Procédure devant la Cour :
Par une requête enregistrée le 2 septembre 2020, Mme A..., représentée par
Me E..., demande à la Cour tant en son nom et qu'en sa qualité d'ayant droit de
M. F... A..., son père aujourd'hui décédé :
1°) d'annuler le jugement n° 1717556/6-3 du 9 juillet 2020 ;
2°) de condamner l'Etat à lui verser une somme totale de 167 647,74 euros ;
3°) de mettre à la charge de l'Etat une somme de 3 000 euros au titre de l'article L. 761-1 du code de justice administrative.
Elle soutient que :
- sa requête est recevable dès lors qu'elle a été enregistrée dans les délais de recours et qu'elle est accompagnée du jugement attaqué ; elle justifie de sa qualité de harki au même titre que son père ;
- le jugement est irrégulier ; la motivation du jugement est insuffisante ; elle est en outre erronée car elle n'a jamais soutenu qu'elle avait vécu avec sa famille dans le camp de Bias ;
- c'est à tort que le tribunal administratif de Paris s'est déclaré incompétent pour connaître des conclusions tendant à l'indemnisation de ses préjudices liés au défaut d'intervention de la France en Algérie pour protéger les anciens supplétifs de l'armée française et leurs familles ;
- la prescription quadriennale ne lui est pas opposable ; le ministre des armées n'avait pas compétence pour l'opposer ; elle ignorait l'existence de sa créance, le droit à indemnisation n'ayant été reconnu que par un arrêt du Conseil d'Etat du 3 octobre 2018 ;
- il est de notoriété publique que les harkis ont été accueillis en France dans des conditions déplorables ; elle a vécu avec sa famille dans des conditions indignes pendant de nombreuses années et a été exposée à des actes d'hostilité de la population française ; la responsabilité de l'Etat est engagée du fait de l'absence de prise en charge, et alors même que sa famille n'aurait pas été soumise au régime particulier imposé aux harkis hébergés dans des camps ;
- elle a droit à une indemnité compensatrice du préjudice matériel qu'elle évalue à 51 754, 94 euros correspondant à la perte de ses propriétés en Algérie alors qu'elle n'a pas pu bénéficier des lois d'indemnisation en faveur des rapatriés ;
- elle a droit à une indemnité compensatrice du préjudice moral qu'elle évalue à
65 892, 80 euros calculée par référence aux lois d'indemnisation en faveur des harkis ;
- elle a droit à une indemnité réparatrice des préjudices matériels et moraux qu'elle évalue à 50 000 euros au titre de dont 20 000 euros pour M. F... A... et 30 000 euros pour elle-même, les propositions de lois tendant à une meilleure reconnaissance des anciens supplétifs n'ayant pas été adoptées.
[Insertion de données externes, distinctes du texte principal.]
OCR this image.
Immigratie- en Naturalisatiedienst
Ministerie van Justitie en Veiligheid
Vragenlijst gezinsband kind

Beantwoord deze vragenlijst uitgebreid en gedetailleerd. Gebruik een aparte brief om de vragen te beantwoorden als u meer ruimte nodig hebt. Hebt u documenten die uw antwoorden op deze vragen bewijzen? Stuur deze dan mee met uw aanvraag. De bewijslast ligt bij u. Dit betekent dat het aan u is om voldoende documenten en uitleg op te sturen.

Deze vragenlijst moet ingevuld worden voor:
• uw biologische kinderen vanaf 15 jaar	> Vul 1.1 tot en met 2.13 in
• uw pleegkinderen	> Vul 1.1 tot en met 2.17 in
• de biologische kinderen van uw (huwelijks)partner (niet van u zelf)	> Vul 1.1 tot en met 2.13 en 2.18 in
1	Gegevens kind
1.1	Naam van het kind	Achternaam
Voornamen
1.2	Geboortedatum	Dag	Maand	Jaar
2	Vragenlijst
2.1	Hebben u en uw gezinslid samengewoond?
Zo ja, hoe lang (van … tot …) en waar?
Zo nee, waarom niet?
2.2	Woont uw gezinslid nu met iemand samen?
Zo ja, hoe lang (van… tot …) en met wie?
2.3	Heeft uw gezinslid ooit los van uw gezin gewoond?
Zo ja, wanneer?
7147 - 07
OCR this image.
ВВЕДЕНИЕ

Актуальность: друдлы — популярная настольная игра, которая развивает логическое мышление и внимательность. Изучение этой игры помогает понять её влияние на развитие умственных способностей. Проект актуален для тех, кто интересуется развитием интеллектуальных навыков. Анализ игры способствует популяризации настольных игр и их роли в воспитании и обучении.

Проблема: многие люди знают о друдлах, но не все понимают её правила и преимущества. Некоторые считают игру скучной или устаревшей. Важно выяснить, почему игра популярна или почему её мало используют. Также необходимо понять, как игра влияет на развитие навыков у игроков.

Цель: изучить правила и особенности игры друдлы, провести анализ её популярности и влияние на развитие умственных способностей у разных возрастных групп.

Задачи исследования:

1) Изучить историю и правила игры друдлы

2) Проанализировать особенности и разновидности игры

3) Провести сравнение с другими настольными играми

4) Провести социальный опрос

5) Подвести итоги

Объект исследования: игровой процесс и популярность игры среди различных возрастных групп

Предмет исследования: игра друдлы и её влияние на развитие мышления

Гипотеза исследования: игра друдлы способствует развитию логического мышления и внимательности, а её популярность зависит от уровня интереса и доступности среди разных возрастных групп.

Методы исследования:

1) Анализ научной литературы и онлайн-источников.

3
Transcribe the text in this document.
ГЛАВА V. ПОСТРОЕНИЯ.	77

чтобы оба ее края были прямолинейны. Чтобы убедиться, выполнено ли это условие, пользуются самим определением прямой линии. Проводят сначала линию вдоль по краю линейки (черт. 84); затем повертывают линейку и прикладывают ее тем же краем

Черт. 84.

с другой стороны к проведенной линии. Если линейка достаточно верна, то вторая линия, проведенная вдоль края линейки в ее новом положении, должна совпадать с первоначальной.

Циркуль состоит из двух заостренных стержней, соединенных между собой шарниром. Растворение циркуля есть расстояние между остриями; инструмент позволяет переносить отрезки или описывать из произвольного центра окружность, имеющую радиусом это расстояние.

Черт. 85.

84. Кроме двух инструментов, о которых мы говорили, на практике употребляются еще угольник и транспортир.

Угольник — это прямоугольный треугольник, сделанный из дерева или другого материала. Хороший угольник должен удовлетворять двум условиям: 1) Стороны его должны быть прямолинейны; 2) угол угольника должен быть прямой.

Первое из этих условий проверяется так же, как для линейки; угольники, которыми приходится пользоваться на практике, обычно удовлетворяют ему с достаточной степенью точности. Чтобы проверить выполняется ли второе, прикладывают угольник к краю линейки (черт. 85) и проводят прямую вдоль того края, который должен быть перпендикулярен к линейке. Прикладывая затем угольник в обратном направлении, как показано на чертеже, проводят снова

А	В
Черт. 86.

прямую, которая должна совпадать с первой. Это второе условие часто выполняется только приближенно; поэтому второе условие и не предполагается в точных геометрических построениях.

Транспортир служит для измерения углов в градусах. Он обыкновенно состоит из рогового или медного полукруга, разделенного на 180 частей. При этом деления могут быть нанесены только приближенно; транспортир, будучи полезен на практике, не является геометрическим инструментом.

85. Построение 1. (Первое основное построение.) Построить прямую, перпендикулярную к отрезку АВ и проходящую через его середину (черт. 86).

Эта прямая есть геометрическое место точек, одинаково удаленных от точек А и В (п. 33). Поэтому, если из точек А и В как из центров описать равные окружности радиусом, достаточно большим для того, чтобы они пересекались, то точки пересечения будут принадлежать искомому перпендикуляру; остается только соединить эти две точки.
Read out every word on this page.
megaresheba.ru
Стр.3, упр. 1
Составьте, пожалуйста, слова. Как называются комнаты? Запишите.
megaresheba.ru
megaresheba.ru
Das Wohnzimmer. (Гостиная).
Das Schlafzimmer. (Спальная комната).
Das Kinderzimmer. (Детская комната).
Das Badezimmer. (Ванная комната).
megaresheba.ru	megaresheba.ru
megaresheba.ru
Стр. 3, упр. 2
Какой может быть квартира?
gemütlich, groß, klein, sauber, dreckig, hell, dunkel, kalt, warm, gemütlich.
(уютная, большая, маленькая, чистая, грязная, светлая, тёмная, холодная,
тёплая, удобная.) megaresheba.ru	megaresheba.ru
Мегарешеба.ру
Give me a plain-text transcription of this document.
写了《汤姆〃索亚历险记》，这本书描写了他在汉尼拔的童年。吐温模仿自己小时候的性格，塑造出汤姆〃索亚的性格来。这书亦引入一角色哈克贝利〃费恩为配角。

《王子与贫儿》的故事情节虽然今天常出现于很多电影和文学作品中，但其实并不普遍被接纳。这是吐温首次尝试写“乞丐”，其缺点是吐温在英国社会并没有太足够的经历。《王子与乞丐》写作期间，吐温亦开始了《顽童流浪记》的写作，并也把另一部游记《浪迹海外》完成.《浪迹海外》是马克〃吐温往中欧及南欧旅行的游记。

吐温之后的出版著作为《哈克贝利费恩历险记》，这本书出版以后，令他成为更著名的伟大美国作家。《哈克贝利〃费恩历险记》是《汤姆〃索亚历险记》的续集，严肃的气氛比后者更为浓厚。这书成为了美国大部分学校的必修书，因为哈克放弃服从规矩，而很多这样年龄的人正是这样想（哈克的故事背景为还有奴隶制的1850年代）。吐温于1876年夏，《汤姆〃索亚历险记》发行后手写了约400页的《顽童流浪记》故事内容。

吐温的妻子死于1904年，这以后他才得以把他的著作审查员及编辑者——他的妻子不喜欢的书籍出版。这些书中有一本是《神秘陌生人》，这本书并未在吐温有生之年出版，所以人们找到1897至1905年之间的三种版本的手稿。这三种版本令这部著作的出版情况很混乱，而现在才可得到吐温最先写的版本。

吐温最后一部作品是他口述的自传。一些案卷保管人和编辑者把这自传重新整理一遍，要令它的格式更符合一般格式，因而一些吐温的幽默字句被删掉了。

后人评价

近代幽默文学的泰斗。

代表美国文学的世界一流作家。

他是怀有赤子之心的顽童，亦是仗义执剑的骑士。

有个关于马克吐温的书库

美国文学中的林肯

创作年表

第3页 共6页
Par lettre du 14 octobre 2020, Me E... a informé la Cour du décès de M. A....
Par un mémoire, enregistré le 23 décembre 2020, la ministre des armées conclut au rejet de la requête.
Il soutient que :
- le jugement est suffisamment motivé ;
- la juridiction administrative est incompétente pour connaître des représailles subies par les harkis après le 18 mars 1962, les préjudices subis résultant d'actes non détachables de la conduite des relations internationales ;
- les conclusions tendant à la réparation des préjudices subis par le père de la requérante sont irrecevables ;
- les conclusions tendant à la réparation des préjudices subis par la requérante elle-même excédant celles réclamées en première instance sont également irrecevables ;
- la créance est prescrite ; le ministre des armées a compétence pour opposer la prescription ; Mme A... avait connaissance de l'existence de sa créance à sa majorité ;
- ni les conditions dans lesquelles la requérante et sa famille ont vécu après leur arrivée en France, ni la faute de l'Etat, ni les préjudices ne sont justifiés.
La clôture de l'instruction est intervenue le 11 janvier 2021.
Vu les autres pièces du dossier.
Vu le code de justice administrative.
Les parties ont été régulièrement averties du jour de l'audience.
Ont été entendus au cours de l'audience publique :
- le rapport de M. C... ;
- et les conclusions de Mme Pena, rapporteur public.
Considérant ce qui suit :
1. Mme B... A..., née le 1er mai 1960 à Ghazaouet, commune du département de Tlemcen qui s'appelait Nemours avant que l'Algérie devienne indépendante, est la fille de
M. F... A..., aujourd'hui décédé, qui a combattu jusqu'en 1962 en qualité de harki au sein des forces supplétives et assimilées. Elle a demandé au tribunal administratif de condamner l'Etat à réparer les préjudices résultant des violences subies en Algérie après le cessez-le-feu du 18 mars 1962 et la proclamation de l'indépendance de l'Algérie le 5 juillet 1962 et de l'absence de mesures prises pour assurer, à son père et à sa famille, un accueil décent après leur arrivée en France. Elle relève appel du jugement du 9 juillet 2020 par lequel le tribunal administratif de Paris a rejeté sa demande.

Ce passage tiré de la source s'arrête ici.